Wakabaintelkam Polri Irjen Nanang Rudi Supriatna menegaskan bila pembentukan ini merupakan perintah langsung Kapolri sebagai respons adanya berbagai persoalan dalam penyelenggaraan ibadah haji di tahun-tahun sebelumnya.
“Satgas Haji ini dibentuk untuk menjamin dan memberikan pelayanan keamanan kepada para calon jamaah, serta mencegah terjadinya tindak pidana dalam penyelenggaraan ibadah haji,” kata Nanang di Mabes Polri, Jakarta Selatan pada Senin 20 April 2026.
Sementara itu, Dirjen Pengendalian Penyelenggaraan Haji dan Umrah, Harun Al-Rasyid, menjelaskan bila pihaknya menerima tidak kurang dari 15 hingga 20 laporan kasus terkait penyelenggaraan haji dan umrah, sehingga bila ditotal sekitar 95 kasus yang saat ini ditangani.
“Kami tidak bisa bekerja sendiri.

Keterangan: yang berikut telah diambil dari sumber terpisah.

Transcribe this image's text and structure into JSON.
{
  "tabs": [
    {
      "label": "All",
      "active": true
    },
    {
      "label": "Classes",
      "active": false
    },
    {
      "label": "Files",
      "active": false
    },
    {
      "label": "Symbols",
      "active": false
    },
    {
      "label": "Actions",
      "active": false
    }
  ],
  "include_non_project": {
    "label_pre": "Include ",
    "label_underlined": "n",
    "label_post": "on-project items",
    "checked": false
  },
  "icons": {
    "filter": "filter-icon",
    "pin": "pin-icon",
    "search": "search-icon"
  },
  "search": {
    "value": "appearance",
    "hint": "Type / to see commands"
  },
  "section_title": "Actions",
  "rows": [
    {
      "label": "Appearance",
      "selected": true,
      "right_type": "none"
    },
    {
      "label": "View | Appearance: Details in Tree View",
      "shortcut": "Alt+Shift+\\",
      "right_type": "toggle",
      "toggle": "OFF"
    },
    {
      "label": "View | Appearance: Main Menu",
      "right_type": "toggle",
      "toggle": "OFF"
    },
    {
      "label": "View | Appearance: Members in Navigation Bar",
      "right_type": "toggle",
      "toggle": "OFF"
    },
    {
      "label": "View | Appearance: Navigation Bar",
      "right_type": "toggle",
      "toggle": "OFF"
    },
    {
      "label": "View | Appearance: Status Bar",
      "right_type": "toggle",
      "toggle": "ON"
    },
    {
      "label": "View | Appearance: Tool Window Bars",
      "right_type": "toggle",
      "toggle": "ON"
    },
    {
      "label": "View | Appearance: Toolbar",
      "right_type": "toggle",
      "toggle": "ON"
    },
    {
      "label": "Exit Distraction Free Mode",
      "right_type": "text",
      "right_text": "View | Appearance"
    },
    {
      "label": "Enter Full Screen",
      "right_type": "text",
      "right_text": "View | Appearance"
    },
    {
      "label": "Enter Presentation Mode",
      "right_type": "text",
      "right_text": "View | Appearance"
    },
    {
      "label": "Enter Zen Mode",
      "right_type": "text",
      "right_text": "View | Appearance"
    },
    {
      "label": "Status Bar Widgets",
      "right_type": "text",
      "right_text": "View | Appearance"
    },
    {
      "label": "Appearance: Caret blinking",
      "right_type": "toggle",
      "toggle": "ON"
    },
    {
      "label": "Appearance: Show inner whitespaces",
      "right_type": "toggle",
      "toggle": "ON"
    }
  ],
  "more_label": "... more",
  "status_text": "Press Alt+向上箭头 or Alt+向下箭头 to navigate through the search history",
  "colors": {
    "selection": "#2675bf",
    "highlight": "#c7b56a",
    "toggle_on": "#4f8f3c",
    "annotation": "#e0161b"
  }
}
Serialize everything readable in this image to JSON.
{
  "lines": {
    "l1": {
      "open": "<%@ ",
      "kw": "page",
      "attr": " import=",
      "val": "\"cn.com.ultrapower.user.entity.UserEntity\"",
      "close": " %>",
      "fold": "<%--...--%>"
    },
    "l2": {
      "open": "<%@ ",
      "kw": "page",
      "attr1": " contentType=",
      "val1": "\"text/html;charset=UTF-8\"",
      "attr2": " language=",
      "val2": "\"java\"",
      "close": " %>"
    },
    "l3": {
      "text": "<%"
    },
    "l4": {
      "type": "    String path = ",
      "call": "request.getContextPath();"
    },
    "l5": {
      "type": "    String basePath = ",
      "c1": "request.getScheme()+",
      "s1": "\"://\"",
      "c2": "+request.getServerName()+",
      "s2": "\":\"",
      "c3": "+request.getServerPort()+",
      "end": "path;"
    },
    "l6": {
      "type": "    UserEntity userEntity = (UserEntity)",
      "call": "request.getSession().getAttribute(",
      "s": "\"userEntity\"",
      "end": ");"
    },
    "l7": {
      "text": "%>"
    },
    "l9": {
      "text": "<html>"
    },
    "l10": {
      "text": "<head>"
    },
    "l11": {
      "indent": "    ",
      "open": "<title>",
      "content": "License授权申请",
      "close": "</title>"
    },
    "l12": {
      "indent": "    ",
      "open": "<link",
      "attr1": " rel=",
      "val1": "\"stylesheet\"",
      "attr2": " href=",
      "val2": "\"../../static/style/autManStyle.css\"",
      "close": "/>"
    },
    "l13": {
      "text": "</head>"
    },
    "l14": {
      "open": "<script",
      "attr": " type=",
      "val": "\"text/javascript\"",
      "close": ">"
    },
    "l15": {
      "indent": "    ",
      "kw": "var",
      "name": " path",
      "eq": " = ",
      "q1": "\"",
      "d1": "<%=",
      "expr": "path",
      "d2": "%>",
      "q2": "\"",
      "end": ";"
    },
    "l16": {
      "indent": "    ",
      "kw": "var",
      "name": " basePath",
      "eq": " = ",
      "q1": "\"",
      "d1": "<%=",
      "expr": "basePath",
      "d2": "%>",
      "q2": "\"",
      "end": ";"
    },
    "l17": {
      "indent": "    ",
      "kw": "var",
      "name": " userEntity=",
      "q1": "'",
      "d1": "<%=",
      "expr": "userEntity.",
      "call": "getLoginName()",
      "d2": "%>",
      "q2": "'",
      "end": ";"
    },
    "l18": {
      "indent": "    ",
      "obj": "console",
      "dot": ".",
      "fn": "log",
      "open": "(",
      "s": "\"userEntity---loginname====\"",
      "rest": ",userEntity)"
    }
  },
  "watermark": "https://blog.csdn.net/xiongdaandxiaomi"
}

Dukungan penuh dari Kepolisian sangat kami butuhkan agar upaya pencegahan dan penindakan terhadap tindak pidana ini bisa berjalan efektif dan memberikan efek jera,” kata Harun.
Secara spesifik, salah satu hasil awal adalah penggagalan keberangkatan delapan jemaah yang hendak menunaikan ibadah haji menggunakan visa non-haji di Bandara Soekarno-Hatta.
“Semua pihak yang terlibat akan dilakukan pendalaman, termasuk travel yang memberangkatkan maupun pihak lain yang bertanggung jawab,” tegas Harun.